The current generation of politicians are blessed and cursed by Brexit. They are blessed because they will always be remembered historically as the group that managed the country through a self imposed disaster similar to a war. Cursed because they wont be able to do anything beyond managing this particular issue. It is all that is relevant for them. May knows this and has, partly at least, accepted it. Corbyn knows it but doesn’t want to accept it.
Similar in the way in which Churchill is remembered for his wartime role, both for what he did but also what he stood for, the current group of politicians will also be remembered for their roles during this crisis.
History has been kind to Churchill, who stood on the right side of one particularly significant issue but on the wrong side of many other issues. Brexit is similar insofar as it is not something that will be negotiated over two and a half years. It wont be negotiated over ten years. The impact of effectively changing our form of government will play out over the next two decades. The negotiations taking place now will shape the course of these two decades of change but the unpleasant reality is that we dont know where it will go or whether it will be good or bad. We know that now it is messing up a lot of things that were designed when we were part of the EU, but that is understood; when you change a system itself rather than a component of a system, the impact of that change will filter through the components of the system in ways which it is very, if not entirely, impossible to predict.

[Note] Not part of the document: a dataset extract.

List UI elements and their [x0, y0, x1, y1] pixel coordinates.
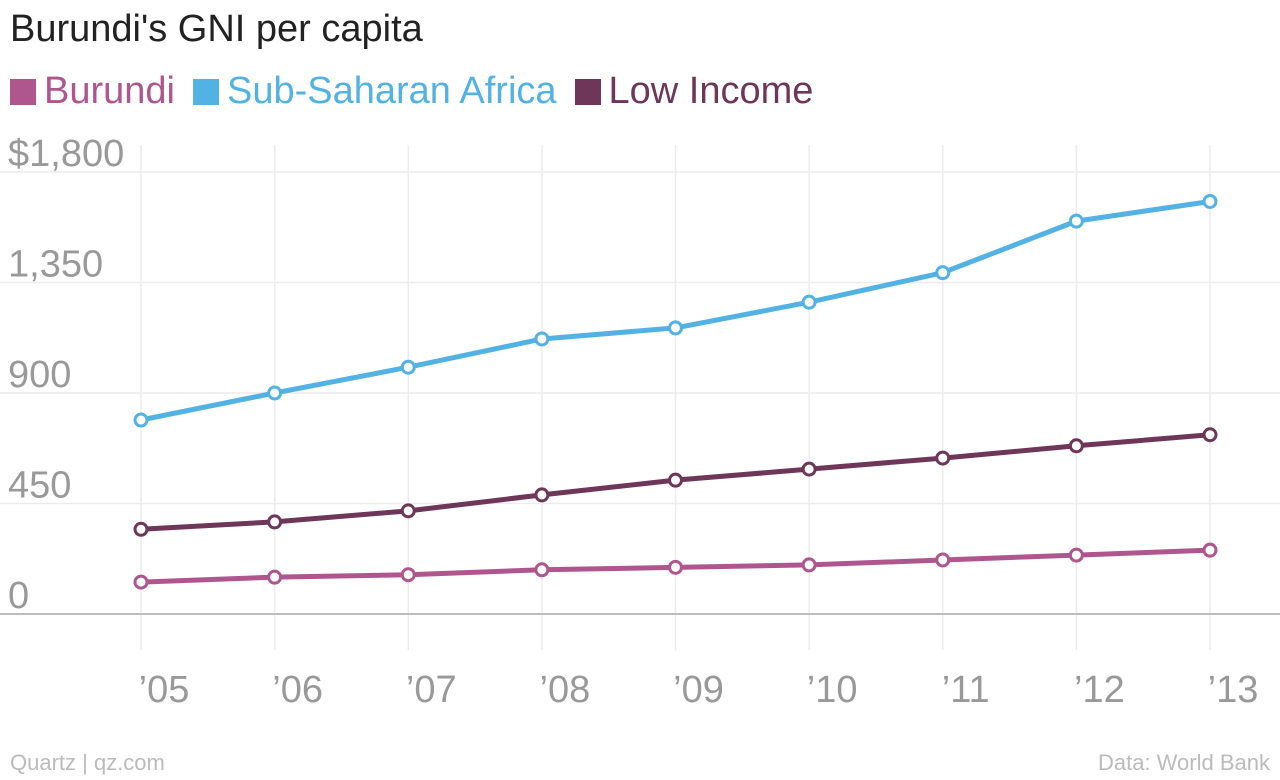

At the moment we dont even know what the changes will be, so the impact is totally uncertain but at least not pressing. As soon as we start changing things, then we will really see what is going to happen.
So if we are going to do it, and it looks as though the only two people in the country that could actually stop it are convinced it is in their best interest to let it happen, then we had better be pretty damn sure that the way in which we do it is the most optimal way of doing it. But what is that method?
We have got to stop the haemoraging of negotiating credibility which we are currently stuck in. In order to do that, we have to have another public vote on the options open to the country. In order to grant whoever is negotiating with the EU the credibility to undertake those negotiations, the options we can present are:
- Exit without negotiated period or settlement (Hard Brexit), or;
- Exit on the basis of whatever the government is able to negotiate by a pre-determined timeframe of March 31st 2019 (Negotiated Brexit), or;
- Remaining in on the basis of our existing status (No Brexit).
So whats to lose? It cannot get worse than our current siituation.